Einer der Referenten ist immer selbst sehbehindert oder blind. So gewinnt der Seminarstoff unmittelbar an Lebensrelevanz. Verteilt wird in jedem Seminar ein Handbuch mit Kurzerläuterungen der Angebote und mit Querverweisen, damit Patienten passend zum Grad ihrer Behinderung auf die jeweils hilfreichen Angebote angesprochen werden können. Als Maß für den Grad der Behinderung wird der Visus herangezogen, also ein Wert, der in der augenärztlichen Praxis allen Teammitgliedern vertraut ist.
Der zweite Teil des Seminars kreist um die Frage, wie die Lotsenfunktion für augenärztliche Patienten praktisch umzusetzen ist. Wie können Aufgaben zwischen Arzt und Praxisteam verteilt werden? Wie lässt sich die Lotsenfunktion organisatorisch und nachhaltig in den Praxisbetrieb integrieren? Während der Schulung werden mögliche praxisindividuelle Lösungen zusammengetragen, so dass jeder mit einem Strauß von Ideen in seinen Arbeitsalltag zurückkehrt.

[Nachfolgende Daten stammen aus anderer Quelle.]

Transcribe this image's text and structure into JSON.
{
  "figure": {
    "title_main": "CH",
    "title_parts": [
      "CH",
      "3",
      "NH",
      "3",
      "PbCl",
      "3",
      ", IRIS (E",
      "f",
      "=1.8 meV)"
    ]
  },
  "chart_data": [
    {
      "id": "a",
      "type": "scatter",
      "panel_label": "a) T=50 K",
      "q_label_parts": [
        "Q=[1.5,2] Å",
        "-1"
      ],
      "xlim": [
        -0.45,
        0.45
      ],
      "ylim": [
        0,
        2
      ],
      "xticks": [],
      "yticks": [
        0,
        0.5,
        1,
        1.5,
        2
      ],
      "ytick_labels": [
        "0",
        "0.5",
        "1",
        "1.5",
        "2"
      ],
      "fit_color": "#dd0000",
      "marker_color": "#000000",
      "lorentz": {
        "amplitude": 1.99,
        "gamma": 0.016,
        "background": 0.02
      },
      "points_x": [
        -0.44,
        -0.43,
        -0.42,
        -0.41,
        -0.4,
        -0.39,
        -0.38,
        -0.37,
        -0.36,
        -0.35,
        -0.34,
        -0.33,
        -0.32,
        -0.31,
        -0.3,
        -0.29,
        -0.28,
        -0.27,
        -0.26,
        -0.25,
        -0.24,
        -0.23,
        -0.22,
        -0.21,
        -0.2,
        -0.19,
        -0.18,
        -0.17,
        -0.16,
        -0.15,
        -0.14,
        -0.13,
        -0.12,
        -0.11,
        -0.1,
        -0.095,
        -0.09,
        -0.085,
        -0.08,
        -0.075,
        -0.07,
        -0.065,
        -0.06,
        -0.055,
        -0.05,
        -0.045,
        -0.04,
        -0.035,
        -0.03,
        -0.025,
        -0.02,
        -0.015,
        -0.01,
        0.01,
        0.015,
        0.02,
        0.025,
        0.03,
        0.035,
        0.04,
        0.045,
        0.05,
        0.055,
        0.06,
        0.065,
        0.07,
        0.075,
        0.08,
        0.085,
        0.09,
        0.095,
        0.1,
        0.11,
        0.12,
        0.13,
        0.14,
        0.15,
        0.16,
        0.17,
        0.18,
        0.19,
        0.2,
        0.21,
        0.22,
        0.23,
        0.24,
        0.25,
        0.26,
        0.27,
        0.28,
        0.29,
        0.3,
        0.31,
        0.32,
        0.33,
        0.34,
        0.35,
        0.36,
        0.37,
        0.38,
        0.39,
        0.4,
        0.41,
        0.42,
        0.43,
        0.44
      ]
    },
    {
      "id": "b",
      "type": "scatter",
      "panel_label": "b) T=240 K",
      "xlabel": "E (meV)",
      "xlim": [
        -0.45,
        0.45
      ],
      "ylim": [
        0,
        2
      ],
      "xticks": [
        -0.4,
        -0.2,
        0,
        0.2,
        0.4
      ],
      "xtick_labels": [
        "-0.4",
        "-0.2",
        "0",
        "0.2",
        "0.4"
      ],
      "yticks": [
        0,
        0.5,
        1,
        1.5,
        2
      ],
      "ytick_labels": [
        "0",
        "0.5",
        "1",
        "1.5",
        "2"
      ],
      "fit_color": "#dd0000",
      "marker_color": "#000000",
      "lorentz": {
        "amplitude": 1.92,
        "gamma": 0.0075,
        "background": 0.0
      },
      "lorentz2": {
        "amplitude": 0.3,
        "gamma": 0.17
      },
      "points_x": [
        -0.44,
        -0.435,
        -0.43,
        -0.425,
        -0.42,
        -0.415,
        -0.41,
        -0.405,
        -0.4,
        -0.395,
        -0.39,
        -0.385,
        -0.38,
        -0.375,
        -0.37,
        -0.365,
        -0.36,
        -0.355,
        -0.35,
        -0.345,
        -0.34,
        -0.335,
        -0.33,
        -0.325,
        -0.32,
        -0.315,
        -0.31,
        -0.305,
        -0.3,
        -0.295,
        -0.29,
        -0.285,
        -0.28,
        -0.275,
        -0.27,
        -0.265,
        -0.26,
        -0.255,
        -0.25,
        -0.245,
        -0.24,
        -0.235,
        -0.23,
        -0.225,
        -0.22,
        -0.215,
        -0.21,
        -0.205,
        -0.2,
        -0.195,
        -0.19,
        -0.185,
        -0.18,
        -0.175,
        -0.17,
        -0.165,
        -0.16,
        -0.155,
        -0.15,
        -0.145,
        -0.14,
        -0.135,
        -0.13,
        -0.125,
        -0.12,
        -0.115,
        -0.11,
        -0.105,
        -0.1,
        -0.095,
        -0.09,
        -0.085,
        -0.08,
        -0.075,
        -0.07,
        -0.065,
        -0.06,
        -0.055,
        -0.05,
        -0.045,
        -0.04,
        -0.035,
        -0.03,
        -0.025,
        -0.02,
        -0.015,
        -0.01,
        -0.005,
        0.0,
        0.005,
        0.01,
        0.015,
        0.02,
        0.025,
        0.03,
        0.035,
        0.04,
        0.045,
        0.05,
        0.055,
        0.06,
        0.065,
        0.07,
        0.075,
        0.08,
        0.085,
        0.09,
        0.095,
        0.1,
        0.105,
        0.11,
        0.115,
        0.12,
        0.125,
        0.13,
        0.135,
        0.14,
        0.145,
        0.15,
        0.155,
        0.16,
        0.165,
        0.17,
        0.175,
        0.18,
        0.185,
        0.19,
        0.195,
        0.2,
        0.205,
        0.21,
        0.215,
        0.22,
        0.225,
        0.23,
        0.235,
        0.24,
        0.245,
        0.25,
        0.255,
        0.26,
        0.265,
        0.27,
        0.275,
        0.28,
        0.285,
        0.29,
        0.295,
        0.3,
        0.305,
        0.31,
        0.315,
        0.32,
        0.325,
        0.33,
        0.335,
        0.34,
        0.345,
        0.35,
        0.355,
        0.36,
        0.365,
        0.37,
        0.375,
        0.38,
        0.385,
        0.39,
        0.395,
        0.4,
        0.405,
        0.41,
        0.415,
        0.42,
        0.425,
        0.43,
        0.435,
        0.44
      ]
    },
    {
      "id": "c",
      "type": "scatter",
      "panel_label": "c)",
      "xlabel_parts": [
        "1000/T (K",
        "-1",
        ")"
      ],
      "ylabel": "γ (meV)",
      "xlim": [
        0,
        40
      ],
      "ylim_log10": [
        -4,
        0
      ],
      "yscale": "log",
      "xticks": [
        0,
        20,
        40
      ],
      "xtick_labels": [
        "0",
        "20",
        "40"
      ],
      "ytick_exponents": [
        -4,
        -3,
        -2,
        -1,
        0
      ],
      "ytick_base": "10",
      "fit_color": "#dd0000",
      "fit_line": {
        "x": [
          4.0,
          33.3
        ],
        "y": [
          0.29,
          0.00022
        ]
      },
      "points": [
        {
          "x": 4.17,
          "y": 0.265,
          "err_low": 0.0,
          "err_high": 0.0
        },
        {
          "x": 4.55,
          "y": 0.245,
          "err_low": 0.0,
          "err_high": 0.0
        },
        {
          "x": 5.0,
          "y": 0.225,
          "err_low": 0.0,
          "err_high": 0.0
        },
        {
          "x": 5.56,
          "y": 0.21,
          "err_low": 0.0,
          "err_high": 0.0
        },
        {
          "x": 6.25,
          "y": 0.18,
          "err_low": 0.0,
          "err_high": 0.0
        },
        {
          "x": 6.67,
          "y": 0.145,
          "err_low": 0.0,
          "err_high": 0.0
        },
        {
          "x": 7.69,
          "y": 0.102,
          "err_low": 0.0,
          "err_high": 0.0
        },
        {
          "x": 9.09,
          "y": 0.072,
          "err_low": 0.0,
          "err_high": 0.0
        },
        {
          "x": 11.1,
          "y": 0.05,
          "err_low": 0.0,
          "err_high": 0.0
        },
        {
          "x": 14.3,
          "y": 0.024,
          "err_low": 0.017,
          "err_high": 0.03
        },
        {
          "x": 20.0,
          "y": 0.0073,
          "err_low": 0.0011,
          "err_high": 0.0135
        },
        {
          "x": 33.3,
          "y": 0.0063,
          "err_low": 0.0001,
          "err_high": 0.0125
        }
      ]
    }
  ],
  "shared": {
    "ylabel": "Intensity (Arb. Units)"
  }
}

Besprochen werden auch Sorgen: Besteht nicht Gefahr, dass unterstützende Lotsengespräche ausufern und den Rahmen des oft hektischen Praxisbetriebs sprengen? Wie berät man einen Menschen, der vielleicht gerade eine schlimme und sein Leben verändernde Diagnose erhalten hat? In Rollenspielen wird erprobt, welche Lösungen möglich sind. Häufig genügt ein kurzes, prägnantes Gespräch mit Verweis auf fachkundige Berater vor Ort. Die Teilnehmer lernen, dass sie nicht „die“ versierten Berater zu sein brauchen. Ihr für das Wohl der Patienten wichtiger Beitrag ist, gezielt auf ein Angebot hinzuweisen und einen hilfreichen Berater benennen zu können.
Zurück in der Praxis, ist es die erste und wichtigste Aufgabe der Teilnehmer nach der Fortbildung, vor Ort qualifizierte Ansprechpartner zu finden, an die sie künftig verweisen können. In einigen Regionen gibt es bereits qualifizierte Beratungsstellen und Selbsthilfeorganisationen, die zu allen Angeboten informieren können. In anderen Regionen kann die Praxis zum Zentrum einer kleinen „Minivernetzung“ werden. Ein schöner Begleiteffekt des Engagements ist, dass dann die Praxen mit ihren Teams gestaltend im Mittelpunkt eines kleinen regionalen und informellen Netzwerks zum Wohle des Patienten stehen. Teilnehmer früherer Veranstaltungen berichten, dass viel von dem Gelernten in der Praxis umgesetzt wird. Die sehbehinderten und blinden Patienten profitieren, lange Suchprozesse werden abgekürzt, der Zugang zu nicht-medizinischen Angeboten ist erleichtert. Für das Praxisteam ist die positive Resonanz eine Bestätigung, von der es und die Praxis als Ganzes profitieren.